2010 Fiscal Year Annual Research Report
日本統治期の朝鮮半島における史蹟景観の歴史地理学的研究
Project/Area Number |
20520682
|
Research Institution | Kyoto University |
Principal Investigator |
米家 泰作 京都大学, 文学研究科, 准教授 (10315864)
|
Keywords | 植民地 / 朝鮮 / 史蹟 / 扶余 / コロニアル・ツーリズム / 扶余神宮 / 百済 / 扶蘇山 |
Research Abstract |
研究計画の最終年度にあたる本年度は,研究成果の取りまとめを進めた。 予定していた2つの取りまとめの方向のうち,「史蹟景観の地域的な整備と旅行者の史蹟体験」に関しては,朝鮮半島の扶余(忠清南道)を事例とした検討を取りまとめた(後掲「研究発表」のうち雑誌論文)。ただしここでは,本年度新しく検討した扶余神宮に関する未検討資料(国立公文書館所蔵の神宮計画図など)の紹介・分析を兼ねて,扶余神宮と史蹟との関係性を議論することに重点を置いた。そのなかで,植民地神社としての扶余神宮が,百済の古都・扶余の史蹟の「転用」を明確に意図していたこと,そして古代の日本人駐留地としての扶余像が史蹟保存運動のなかで形成され,かつ体験されたことを示すことができた。

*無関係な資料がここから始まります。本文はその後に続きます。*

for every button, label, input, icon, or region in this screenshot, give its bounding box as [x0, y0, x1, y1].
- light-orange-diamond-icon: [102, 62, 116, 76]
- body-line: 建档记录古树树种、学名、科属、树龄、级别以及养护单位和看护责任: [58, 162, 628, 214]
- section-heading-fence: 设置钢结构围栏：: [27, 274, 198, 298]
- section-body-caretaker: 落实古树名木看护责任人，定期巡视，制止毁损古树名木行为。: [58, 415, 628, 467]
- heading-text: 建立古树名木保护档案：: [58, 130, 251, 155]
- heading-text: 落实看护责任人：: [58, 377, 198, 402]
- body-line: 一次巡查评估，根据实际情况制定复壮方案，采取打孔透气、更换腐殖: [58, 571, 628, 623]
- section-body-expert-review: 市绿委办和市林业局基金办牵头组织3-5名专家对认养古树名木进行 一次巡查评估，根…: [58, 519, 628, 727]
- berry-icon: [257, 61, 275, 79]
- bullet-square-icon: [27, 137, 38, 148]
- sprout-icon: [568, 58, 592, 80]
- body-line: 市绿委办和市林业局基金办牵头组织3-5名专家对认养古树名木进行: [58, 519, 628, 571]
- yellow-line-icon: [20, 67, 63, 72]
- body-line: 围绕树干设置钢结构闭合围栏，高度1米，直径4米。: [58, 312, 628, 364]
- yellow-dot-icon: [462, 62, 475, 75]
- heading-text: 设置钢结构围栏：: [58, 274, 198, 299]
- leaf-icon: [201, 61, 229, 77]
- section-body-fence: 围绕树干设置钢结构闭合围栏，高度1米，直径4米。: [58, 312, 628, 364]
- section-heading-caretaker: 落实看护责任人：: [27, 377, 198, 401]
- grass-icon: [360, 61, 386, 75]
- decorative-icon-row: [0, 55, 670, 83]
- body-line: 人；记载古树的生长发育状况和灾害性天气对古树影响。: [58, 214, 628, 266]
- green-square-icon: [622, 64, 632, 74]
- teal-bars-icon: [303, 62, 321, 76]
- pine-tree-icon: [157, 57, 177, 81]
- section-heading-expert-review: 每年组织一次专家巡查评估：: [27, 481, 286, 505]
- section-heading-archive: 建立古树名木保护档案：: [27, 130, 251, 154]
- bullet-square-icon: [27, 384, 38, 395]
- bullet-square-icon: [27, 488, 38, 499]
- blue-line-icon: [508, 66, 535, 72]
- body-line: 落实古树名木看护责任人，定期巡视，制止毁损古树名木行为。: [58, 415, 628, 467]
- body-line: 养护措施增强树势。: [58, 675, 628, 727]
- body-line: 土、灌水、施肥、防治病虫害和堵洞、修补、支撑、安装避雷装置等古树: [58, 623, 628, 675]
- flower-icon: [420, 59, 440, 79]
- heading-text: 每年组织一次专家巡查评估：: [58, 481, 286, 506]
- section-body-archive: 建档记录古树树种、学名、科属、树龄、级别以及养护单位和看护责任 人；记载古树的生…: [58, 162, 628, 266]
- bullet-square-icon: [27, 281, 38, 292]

ここからは,植民地朝鮮に他者性と同質性という矛盾したものを求めるコロニアル・ツーリズムの特徴が浮かび上がってくる。 一方,扶余における史蹟保存運動の前史,ならびにもう1つの取りまとめの方向として想定していた「植民地時代の朝鮮における史蹟景観の空間的分布の特徴」については,別途原稿を用意している所である。登録された古蹟が,朝鮮王朝の史蹟に富むソウル(京城)を除けば,平壌・慶州・扶余という古代の三国時代の都城とその周辺に,そして文禄・慶長の役(壬辰倭乱・丁酉倭乱)に関わる釜山に特に集中しており,日本側の関心が特定の時代に集中するなかで,史蹟が偏った形で「発見」されたことが確認された。これらの場所は,史蹟ツーリズムの勃興とも有機的に連動していたと考えられる。